Werbung
Werbung
Werbung

Das war erstaunlich, dass die Evangelische Kirche in Deutschland eine Handreichung zum Thema "Manieren" erscheinen ließ. Sind das sommerliche Allotria oder sind die guten Sitten wirklich ein ernstzunehmendes Anliegen der Kirche? Herausgefordert durch den Bestseller von Asfa-Wossen Asserate, für den der Autor den Adalbert-von-Chamisso Preis 2004 erhielt, bedachten protestantische Theologen die biblischen Wurzeln des guten Benehmens und würdigten es als unerlässliches Fundament für eine "Kultur des Alltags".
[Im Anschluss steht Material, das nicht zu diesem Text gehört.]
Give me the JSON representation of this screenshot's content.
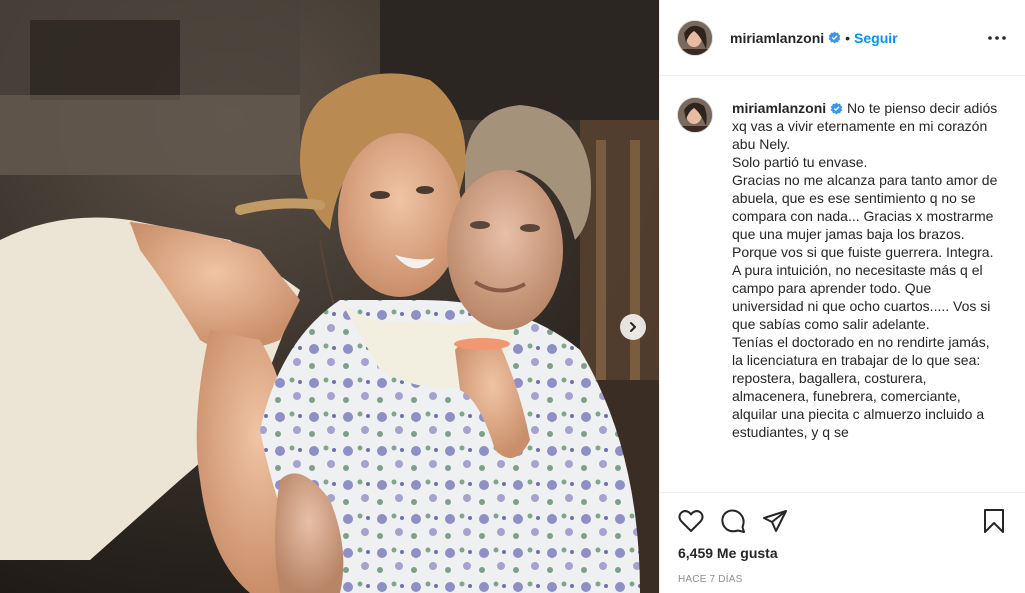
{
  "post": {
    "username": "miriamlanzoni",
    "follow_label": "Seguir",
    "separator": "•",
    "caption_lines": "No te pienso decir adiós xq vas a vivir eternamente en mi corazón abu Nely.\nSolo partió tu envase.\nGracias no me alcanza para tanto amor de abuela, que es ese sentimiento q no se compara con nada... Gracias x mostrarme que una mujer jamas baja los brazos. Porque vos si que fuiste guerrera. Integra.\nA pura intuición, no necesitaste más q el campo para aprender todo. Que universidad ni que ocho cuartos..... Vos si que sabías como salir adelante.\nTenías el doctorado en no rendirte jamás, la licenciatura en trabajar de lo que sea: repostera, bagallera, costurera, almacenera, funebrera, comerciante, alquilar una piecita c almuerzo incluido a estudiantes, y q se",
    "likes": "6,459 Me gusta",
    "time": "Hace 7 días"
  },
  "icons": {
    "verified": "verified-badge-icon",
    "more": "more-options-icon",
    "like": "heart-icon",
    "comment": "comment-icon",
    "share": "share-icon",
    "save": "bookmark-icon",
    "next": "chevron-right-icon"
  },
  "colors": {
    "accent": "#0095f6",
    "text": "#262626",
    "muted": "#8e8e8e",
    "border": "#efefef"
  }
}
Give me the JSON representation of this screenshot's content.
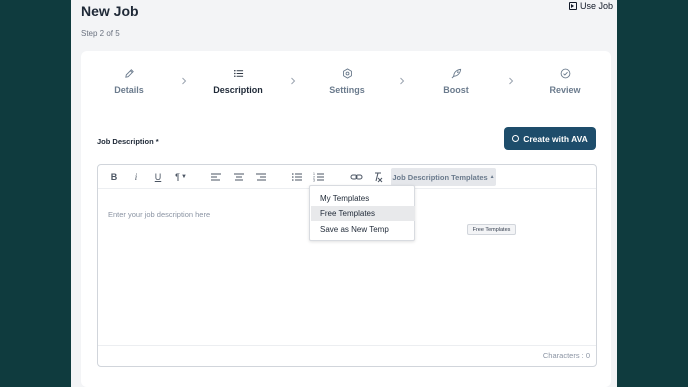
{
  "colors": {
    "background": "#0f3b3e",
    "primary": "#1e4d6b",
    "arrow": "#10a37f"
  },
  "header": {
    "title": "New Job",
    "step_text": "Step 2 of 5",
    "use_job_label": "Use Job"
  },
  "stepper": {
    "active_index": 1,
    "steps": [
      {
        "label": "Details",
        "icon": "pencil-icon"
      },
      {
        "label": "Description",
        "icon": "list-icon"
      },
      {
        "label": "Settings",
        "icon": "gear-icon"
      },
      {
        "label": "Boost",
        "icon": "rocket-icon"
      },
      {
        "label": "Review",
        "icon": "check-circle-icon"
      }
    ]
  },
  "form": {
    "job_description_label": "Job Description *",
    "create_ava_label": "Create with AVA"
  },
  "editor": {
    "toolbar": {
      "bold": "B",
      "italic": "i",
      "underline": "U",
      "paragraph": "¶",
      "templates_label": "Job Description Templates"
    },
    "placeholder": "Enter your job description here",
    "characters_label": "Characters : 0"
  },
  "templates_dropdown": {
    "items": [
      "My Templates",
      "Free Templates",
      "Save as New Temp"
    ],
    "hovered_index": 1,
    "tooltip": "Free Templates"
  }
}
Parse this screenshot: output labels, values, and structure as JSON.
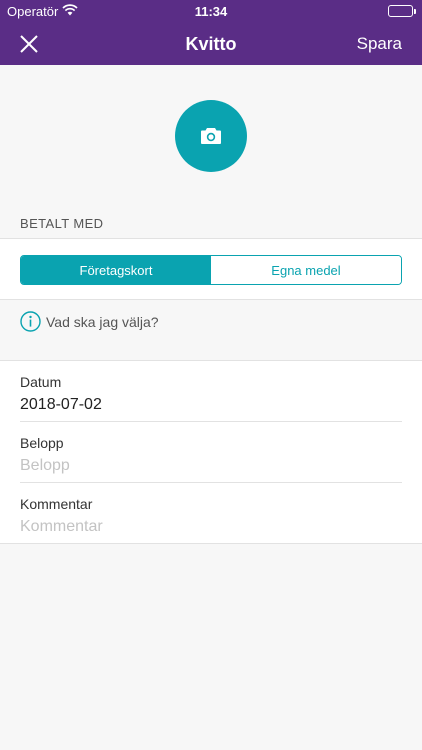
{
  "status_bar": {
    "carrier": "Operatör",
    "time": "11:34"
  },
  "nav": {
    "title": "Kvitto",
    "save_label": "Spara"
  },
  "payment": {
    "section_label": "BETALT MED",
    "options": [
      "Företagskort",
      "Egna medel"
    ],
    "selected": "Företagskort",
    "help_text": "Vad ska jag välja?"
  },
  "fields": {
    "date": {
      "label": "Datum",
      "value": "2018-07-02",
      "placeholder": ""
    },
    "amount": {
      "label": "Belopp",
      "value": "",
      "placeholder": "Belopp"
    },
    "comment": {
      "label": "Kommentar",
      "value": "",
      "placeholder": "Kommentar"
    }
  },
  "colors": {
    "header": "#5a2d86",
    "accent": "#0aa3b0",
    "background": "#f7f7f7"
  },
  "icons": {
    "close": "close-icon",
    "camera": "camera-icon",
    "info": "info-icon",
    "wifi": "wifi-icon",
    "battery": "battery-icon"
  }
}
In der reformatorischen Rechtfertigungslehre steht ein im wahrsten Sinne zuvorkommender Gott im Mittelpunkt. Von daher verbietet sich das Missverständnis guter Manieren im Sinne einer Dressur von bloß äußerlichem Wohlverhalten. Gegen solche leider weit verbreiteten Unsitten revoltiert vor allem jugendlicher Protest immer wieder zurecht.

Aus der Rechtfertigung allein aus Gnaden lässt sich nun weiter ableiten, dass eine der Wurzeln guter Manieren in der Wertschätzung anderer liegt, in einer Toleranz, zu der nur fähig ist, wer aus einer reifen eigenen Identität lebt. Es bedeutet, dem anderen ebenso zuvorkommend zu begegnen, wie Gott es tut.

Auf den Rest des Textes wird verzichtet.